Nur im Falle einer positiven Antwort des Arbeitnehmers oder wenn sich dieser innerhalb der einmonatigen Frist dazu nicht äußert darf der Arbeitgeber den Arbeitnehmer in den Ruhestand versetzen.
- Zu zahlende Sozialabgaben und Lohnsteuer bei der Entschädigung, die bei der Versetzung in den Ruhestand bezahlt wird
Wenn ein Mitarbeiter in den Ruhestand versetzt wird, zahlt das Unternehmen eine Entschädigung, deren Höhe vom Gesetz oder vom Tarifvertrag festgelegt wird.
Diese Entschädigung war bisher lohnsteuerfrei bis zu einem Betrag von 3.050 €. Ab 2010 wird sie schon ab dem 1. Euro besteuert. Durch diese Regelung wird deutlich, dass die französische Regierung möglichst lange Arbeitszeiten wünscht.
Was die Sozialabgaben betrifft unterliegt die Entschädigung einer speziellen Abgabe, die seit dem 1. Januar 2009 50 % der Entschädigungshöhe beträgt.
- Beschäftigung von Senioren
Die französische Regierung hat zum Ziel, die Beschäftigung von Senioren zu verstärken. Hierfür hat sie mit Gesetz vom 17. Dezember 2008 von allen Unternehmen verlangt, die mehr als 50 Mitarbeiter beschäftigen, dass sie bis zum 31. Dezember 2009 eine Betriebsvereinbarung abschließen, die Maßnahmen zur Förderung der Einstellung und der Beschäftigung von Senioren bietet.
Für Unternehmen mit weniger als 300 Mitarbeitern können diese Maßnahmen auf tarifvertraglicher Ebene verhandelt werden.
Unternehmen, die dieser Pflicht nicht nachgegangen sind, müssen ab dem 1. Januar 2010 am Ende jedes Monats eine Strafe in Höhe von 1 % aller Vergütungen, die im Monat an die Mitarbeiter bezahlt worden sind, zahlen. Allerdings wurde Unternehmen mit 50 bis 300 Mitarbeitern ein Aufschub bis April 2010 gewährt.
Zugang zu den Dateien der Mitarbeiter auf dem beruflichen PC
Am 8. Dezember 2009 hat der französische Kassationshof betont, dass lediglich die Dateien, die mit dem Vermerk „persönlich“ gekennzeichnet sind, auch als solche gelten und dementsprechend für den Arbeitgeber unzugänglich sind.
Der Name oder Vorname des Mitarbeiters als Dateiname reicht nicht aus, um die Datei vor dem Arbeitgeber zu schützen.

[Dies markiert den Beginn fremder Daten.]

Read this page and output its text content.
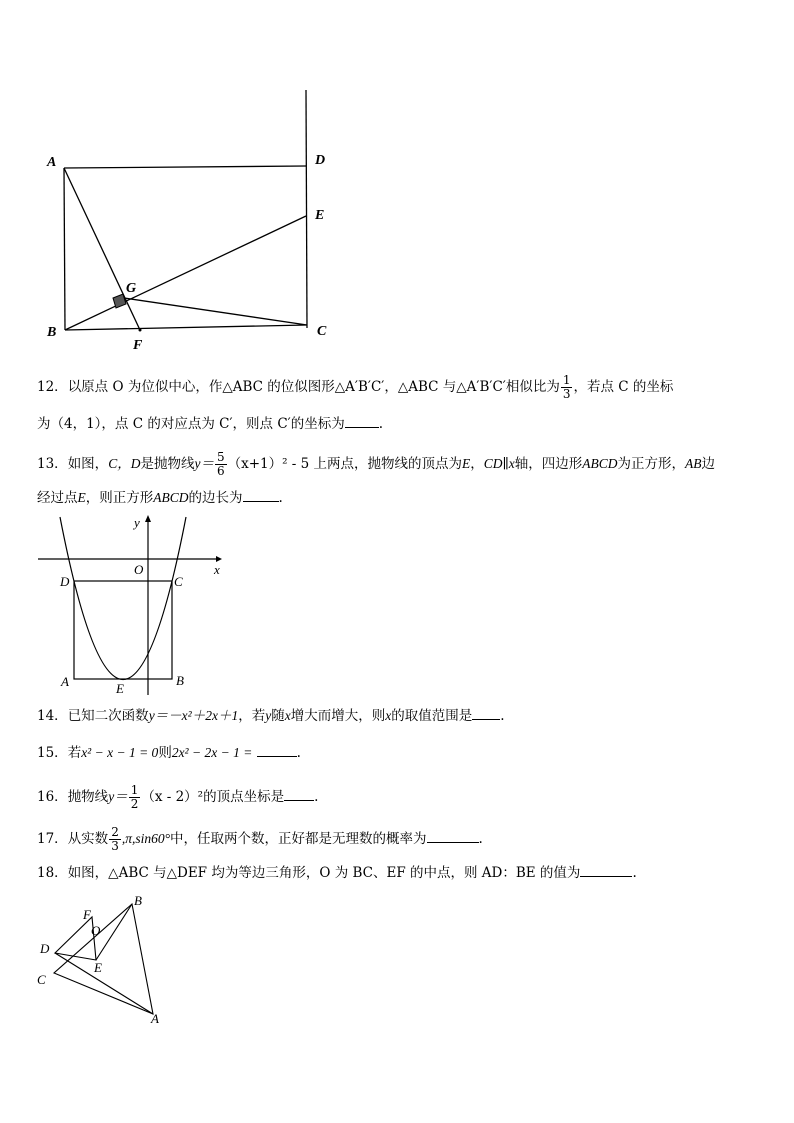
A	D
E
G
B	C
F
12．以原点 O 为位似中心，作△ABC 的位似图形△A′B′C′，△ABC 与△A′B′C′相似比为 $\frac{1}{3}$ ，若点 C 的坐标
为（4，1），点 C 的对应点为 C′，则点 C′的坐标为	.
13．如图，C，D是抛物线$y= \frac{5}{6} (x+1)^2 - 5$ 上两点，抛物线的顶点为E，CD∥x轴，四边形ABCD为正方形，AB边
经过点E，则正方形ABCD的边长为	.
x
y
O
D	C
A	B
E
14．已知二次函数y＝－x²＋2x＋1，若y随x增大而增大，则x的取值范围是 .
15．若x² − x − 1 = 0则2x² − 2x − 1 =	.
16．抛物线$y= \frac{1}{2} (x - 2)^2$的顶点坐标是 .
17．从实数 $\frac{2}{3} ,\pi,\sin 60^\circ$中，任取两个数，正好都是无理数的概率为	.
18．如图，△ABC 与△DEF 均为等边三角形，O 为 BC、EF 的中点，则 AD：BE 的值为	.
B
F
O
D
E
C
A
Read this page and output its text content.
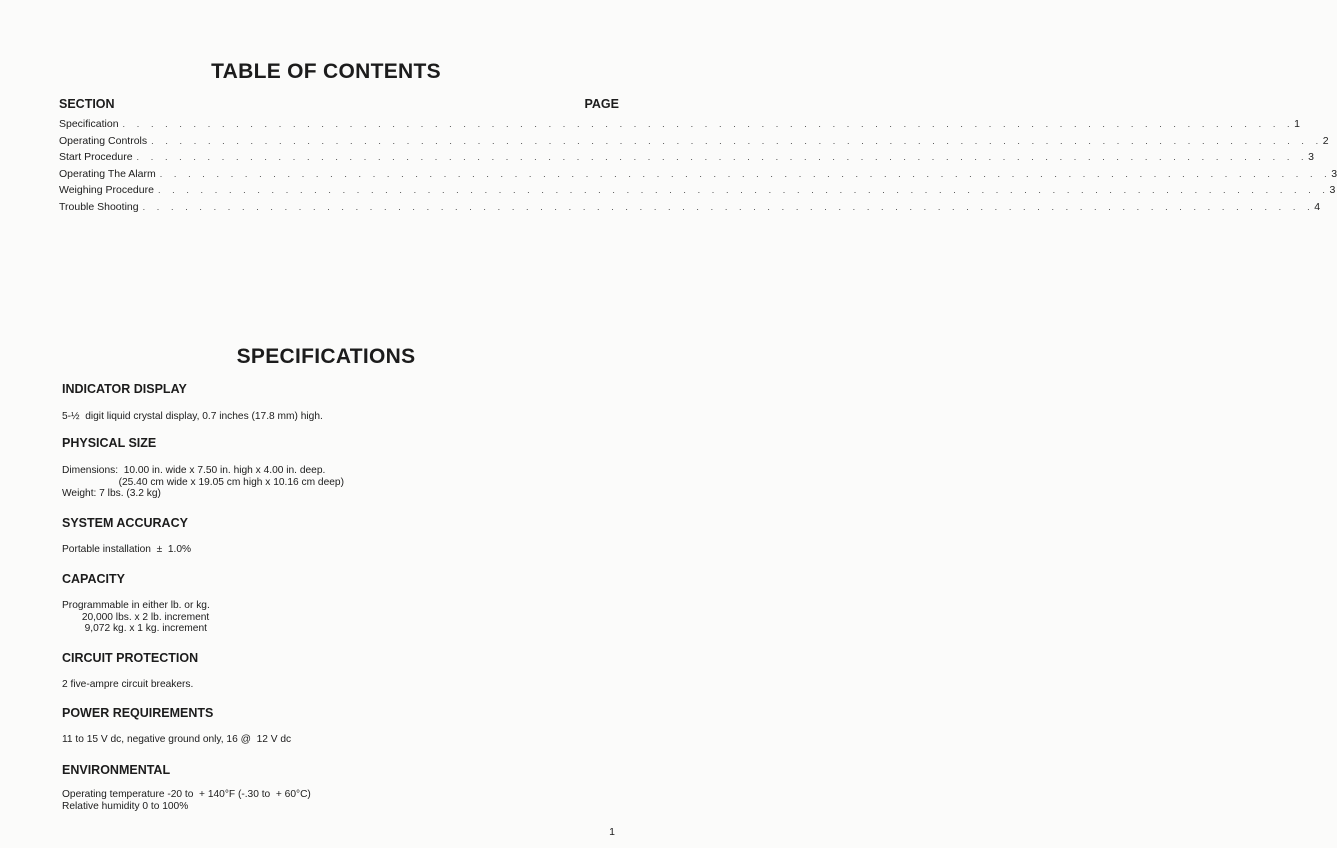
TABLE OF CONTENTS
SECTION	PAGE
Specification . . . . . . . . . . . . . . . . . . . . . . . . . . . . . . . . . . . . . . . . . . . . . . . . . . . . . . . . . . . . . . . . . . . . . . . . . . . . . . . . . . . 1
Operating Controls . . . . . . . . . . . . . . . . . . . . . . . . . . . . . . . . . . . . . . . . . . . . . . . . . . . . . . . . . . . . . . . . . . . . . . . . . . . . . . . . . . . 2
Start Procedure . . . . . . . . . . . . . . . . . . . . . . . . . . . . . . . . . . . . . . . . . . . . . . . . . . . . . . . . . . . . . . . . . . . . . . . . . . . . . . . . . . . 3
Operating The Alarm . . . . . . . . . . . . . . . . . . . . . . . . . . . . . . . . . . . . . . . . . . . . . . . . . . . . . . . . . . . . . . . . . . . . . . . . . . . . . . . . . . . 3
Weighing Procedure . . . . . . . . . . . . . . . . . . . . . . . . . . . . . . . . . . . . . . . . . . . . . . . . . . . . . . . . . . . . . . . . . . . . . . . . . . . . . . . . . . . 3
Trouble Shooting . . . . . . . . . . . . . . . . . . . . . . . . . . . . . . . . . . . . . . . . . . . . . . . . . . . . . . . . . . . . . . . . . . . . . . . . . . . . . . . . . . . 4
SPECIFICATIONS
INDICATOR DISPLAY

5-½  digit liquid crystal display, 0.7 inches (17.8 mm) high.

PHYSICAL SIZE

Dimensions:  10.00 in. wide x 7.50 in. high x 4.00 in. deep.

(25.40 cm wide x 19.05 cm high x 10.16 cm deep)

Weight: 7 lbs. (3.2 kg)

SYSTEM ACCURACY

Portable installation  ±  1.0%

CAPACITY

Programmable in either lb. or kg.

20,000 lbs. x 2 lb. increment

9,072 kg. x 1 kg. increment

CIRCUIT PROTECTION

2 five-ampre circuit breakers.

POWER REQUIREMENTS

11 to 15 V dc, negative ground only, 16 @  12 V dc

ENVIRONMENTAL

Operating temperature -20 to  + 140°F (-.30 to  + 60°C)

Relative humidity 0 to 100%

1
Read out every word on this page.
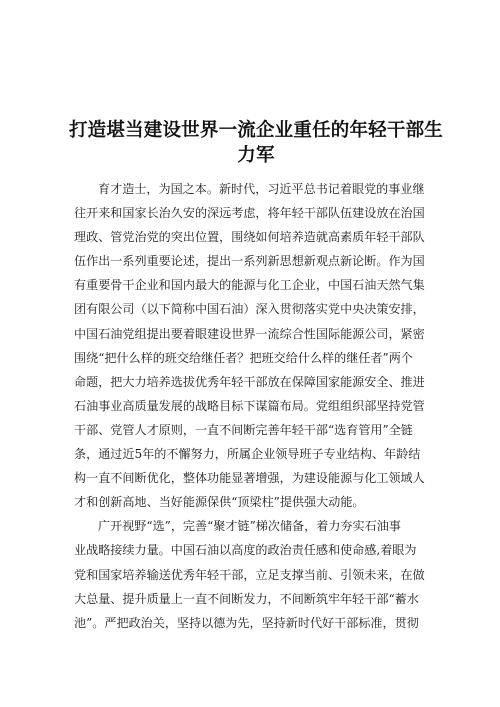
打造堪当建设世界一流企业重任的年轻干部生
力军

育才造士，为国之本。新时代，习近平总书记着眼党的事业继
往开来和国家长治久安的深远考虑，将年轻干部队伍建设放在治国
理政、管党治党的突出位置，围绕如何培养造就高素质年轻干部队
伍作出一系列重要论述，提出一系列新思想新观点新论断。作为国
有重要骨干企业和国内最大的能源与化工企业，中国石油天然气集
团有限公司（以下简称中国石油）深入贯彻落实党中央决策安排，
中国石油党组提出要着眼建设世界一流综合性国际能源公司，紧密
围绕“把什么样的班交给继任者？把班交给什么样的继任者”两个
命题，把大力培养选拔优秀年轻干部放在保障国家能源安全、推进
石油事业高质量发展的战略目标下谋篇布局。党组组织部坚持党管
干部、党管人才原则，一直不间断完善年轻干部“选育管用”全链
条，通过近5年的不懈努力，所属企业领导班子专业结构、年龄结
构一直不间断优化，整体功能显著增强，为建设能源与化工领域人
才和创新高地、当好能源保供“顶梁柱”提供强大动能。

广开视野“选”，完善“聚才链”梯次储备，着力夯实石油事
业战略接续力量。中国石油以高度的政治责任感和使命感,着眼为
党和国家培养输送优秀年轻干部，立足支撑当前、引领未来，在做
大总量、提升质量上一直不间断发力，不间断筑牢年轻干部“蓄水
池”。严把政治关，坚持以德为先，坚持新时代好干部标准，贯彻
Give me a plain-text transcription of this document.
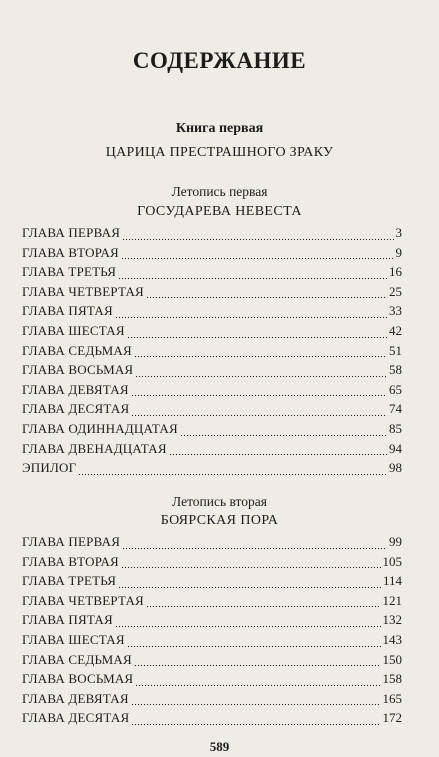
СОДЕРЖАНИЕ
Книга первая
ЦАРИЦА ПРЕСТРАШНОГО ЗРАКУ
Летопись первая
ГОСУДАРЕВА НЕВЕСТА
ГЛАВА ПЕРВАЯ	3
ГЛАВА ВТОРАЯ	9
ГЛАВА ТРЕТЬЯ	16
ГЛАВА ЧЕТВЕРТАЯ	25
ГЛАВА ПЯТАЯ	33
ГЛАВА ШЕСТАЯ	42
ГЛАВА СЕДЬМАЯ	51
ГЛАВА ВОСЬМАЯ	58
ГЛАВА ДЕВЯТАЯ	65
ГЛАВА ДЕСЯТАЯ	74
ГЛАВА ОДИННАДЦАТАЯ	85
ГЛАВА ДВЕНАДЦАТАЯ	94
ЭПИЛОГ	98
Летопись вторая
БОЯРСКАЯ ПОРА
ГЛАВА ПЕРВАЯ	99
ГЛАВА ВТОРАЯ	105
ГЛАВА ТРЕТЬЯ	114
ГЛАВА ЧЕТВЕРТАЯ	121
ГЛАВА ПЯТАЯ	132
ГЛАВА ШЕСТАЯ	143
ГЛАВА СЕДЬМАЯ	150
ГЛАВА ВОСЬМАЯ	158
ГЛАВА ДЕВЯТАЯ	165
ГЛАВА ДЕСЯТАЯ	172
589
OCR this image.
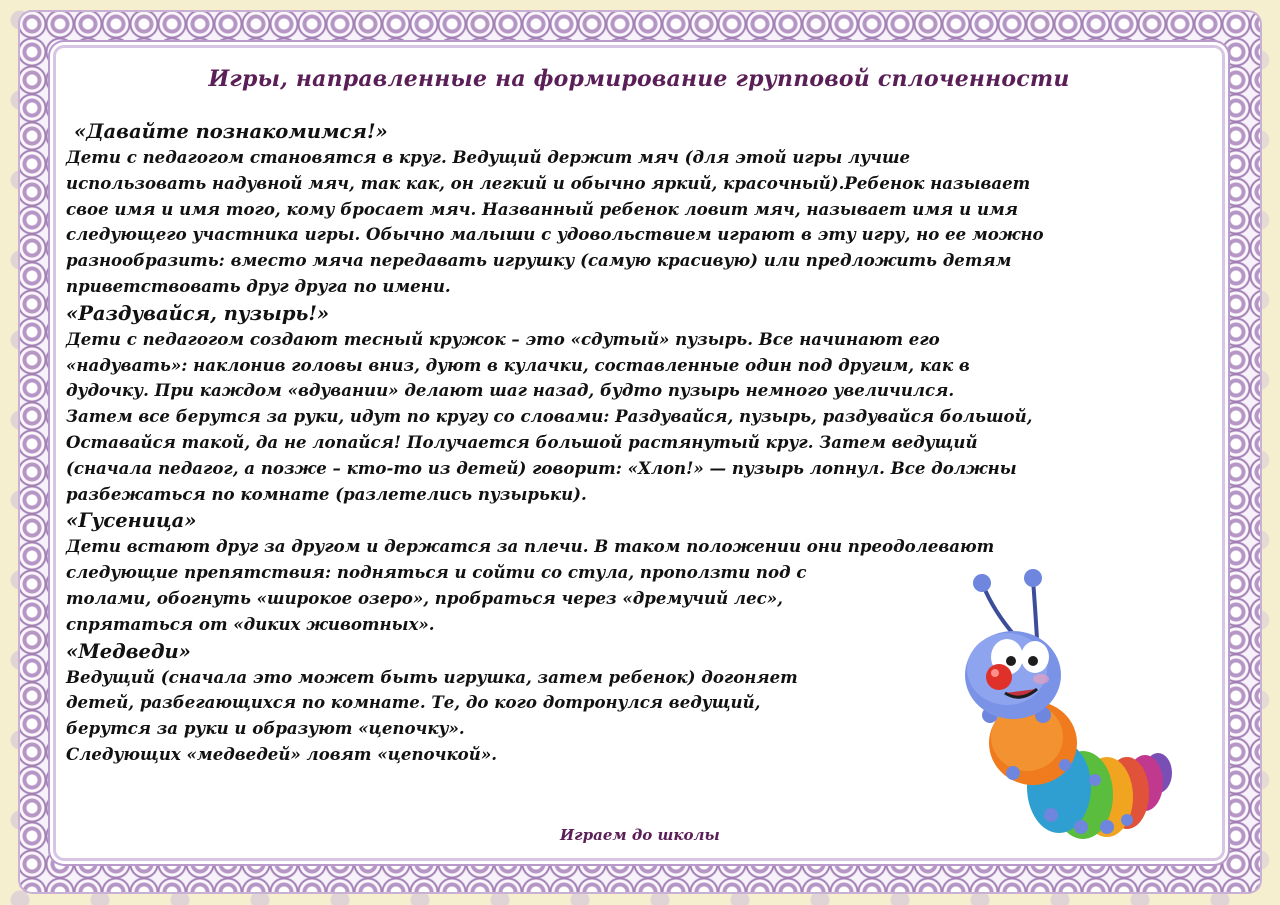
Игры, направленные на формирование групповой сплоченности

«Давайте познакомимся!»

Дети с педагогом становятся в круг. Ведущий держит мяч (для этой игры лучше
использовать надувной мяч, так как, он легкий и обычно яркий, красочный).Ребенок называет
свое имя и имя того, кому бросает мяч. Названный ребенок ловит мяч, называет имя и имя
следующего участника игры. Обычно малыши с удовольствием играют в эту игру, но ее можно
разнообразить: вместо мяча передавать игрушку (самую красивую) или предложить детям
приветствовать друг друга по имени.

«Раздувайся, пузырь!»

Дети с педагогом создают тесный кружок – это «сдутый» пузырь. Все начинают его
«надувать»: наклонив головы вниз, дуют в кулачки, составленные один под другим, как в
дудочку. При каждом «вдувании» делают шаг назад, будто пузырь немного увеличился.
Затем все берутся за руки, идут по кругу со словами: Раздувайся, пузырь, раздувайся большой,
Оставайся такой, да не лопайся! Получается большой растянутый круг. Затем ведущий
(сначала педагог, а позже – кто-то из детей) говорит: «Хлоп!» — пузырь лопнул. Все должны
разбежаться по комнате (разлетелись пузырьки).

«Гусеница»

Дети встают друг за другом и держатся за плечи. В таком положении они преодолевают
следующие препятствия: подняться и сойти со стула, проползти под с
толами, обогнуть «широкое озеро», пробраться через «дремучий лес»,
спрятаться от «диких животных».

«Медведи»

Ведущий (сначала это может быть игрушка, затем ребенок) догоняет
детей, разбегающихся по комнате. Те, до кого дотронулся ведущий,
берутся за руки и образуют «цепочку».
Следующих «медведей» ловят «цепочкой».

Играем до школы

Zustellung des Kündigungsschreibens
Am 16. Dezember 2009 hat der französische Kassationshof entschieden, dass das Einschreiben mit Rückschein lediglich dem Nachweis der Zustellung des Kündigungsbriefs dient, jedoch keine Gültigkeitsvoraussetzung darstellt. Demzufolge kann z. B. ein Kündigungsschreiben dem Mitarbeiter persönlich ausgehändigt werden. Allerdings wird in diesem Fall empfohlen, eine Empfangsbestätigung einzuholen.
Gleichbehandlung
Im französischen Arbeitsrecht herrscht der Grundsatz „à travail égal, salaire égal“: Gleicher Lohn für gleiche Arbeit. Unterschiede bei der Vergütung vom Arbeitnehmer müssen objektiv gerechtfertigt werden. Die französische Rechtsprechung hat im letzten Jahr interessante aber auch problematische Urteile zu diesen Themen verkündet.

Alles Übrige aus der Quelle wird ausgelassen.